A group of cyberspies believed to be operating out of Russia has been observed targeting energy facilities in the United States and other countries, and the attackers appear to be increasingly interested in gaining access to the control systems housed by these organizations.
The group, known as Dragonfly, Crouching Yeti and Energetic Bear, has been active since at least 2010, but its activities were first detailed by security firms in 2014. Many of the threat actor’s attacks have focused on the energy sector in the United States and Europe.
Symantec says it has been monitoring a new campaign, which it has dubbed “Dragonfly 2.0,” since late 2015. The company has spotted victims of this operation in the United States, Switzerland and Turkey.
Symantec first warned about Dragonfly’s potential power grid sabotage capabilities in 2014. However, there has been no evidence that any of the group’s attacks resulted in power disruptions. The company now claims to have found evidence that may suggest the attackers have actually gained access to computers linked to operational systems.
The FBI and the DHS recently issued a joint report to warn manufacturing plants, nuclear power stations and other energy facilities in the U.S. of attacks that may have been launched by Dragonfly. However, the U.S. Department of Energy said only administrative and business networks were impacted, not systems controlling the energy infrastructure.
Symantec pointed out that Dragonfly’s initial campaigns appeared to focus on breaching the targeted organizations’ networks. However, in more recent attacks, the hackers seemed interested in learning how energy facilities operate and gaining access to operational systems. Experts warned that access to operational systems could be used in the future for more disruptive purposes, including to cause power outages.

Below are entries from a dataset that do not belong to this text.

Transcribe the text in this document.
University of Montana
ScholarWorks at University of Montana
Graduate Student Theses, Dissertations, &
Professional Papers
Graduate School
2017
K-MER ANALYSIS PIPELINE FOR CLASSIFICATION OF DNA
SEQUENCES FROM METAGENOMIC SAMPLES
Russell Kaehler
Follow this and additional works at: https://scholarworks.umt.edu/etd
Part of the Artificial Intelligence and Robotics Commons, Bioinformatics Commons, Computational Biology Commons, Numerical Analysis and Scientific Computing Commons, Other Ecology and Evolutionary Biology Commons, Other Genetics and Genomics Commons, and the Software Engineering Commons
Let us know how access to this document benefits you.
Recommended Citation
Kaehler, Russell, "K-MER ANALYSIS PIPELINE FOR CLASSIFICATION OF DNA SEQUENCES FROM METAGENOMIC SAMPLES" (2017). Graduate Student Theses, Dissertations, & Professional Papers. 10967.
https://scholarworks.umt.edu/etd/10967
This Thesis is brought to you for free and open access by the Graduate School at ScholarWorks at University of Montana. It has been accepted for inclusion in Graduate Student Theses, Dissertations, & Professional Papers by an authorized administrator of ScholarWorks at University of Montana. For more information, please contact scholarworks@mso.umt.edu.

However, the most “concerning evidence” presented by the security firm involves screen captures taken by the group’s malware. Some screen capture files analyzed by researchers had names containing the location and a description of the infected machine and the targeted organization’s name. Some of the machine descriptions included the string “cntrl,” which may mean that the compromised machine had access to control systems.
Experts previously linked Dragonfly to Russia. Symantec has not made any clear statements regarding the threat actor’s location, but it did say that some of the malware code was in Russian. However, researchers also reported finding strings written in French, which suggests that the attackers may be trying to throw investigators off track.
Symantec has linked the Dragonfly 2.0 attacks to earlier Dragonfly campaigns based on the use of watering holes, phishing emails, trojanized applications, and the same malware families, including the Heriplor backdoor that appears to be exclusively used by this group.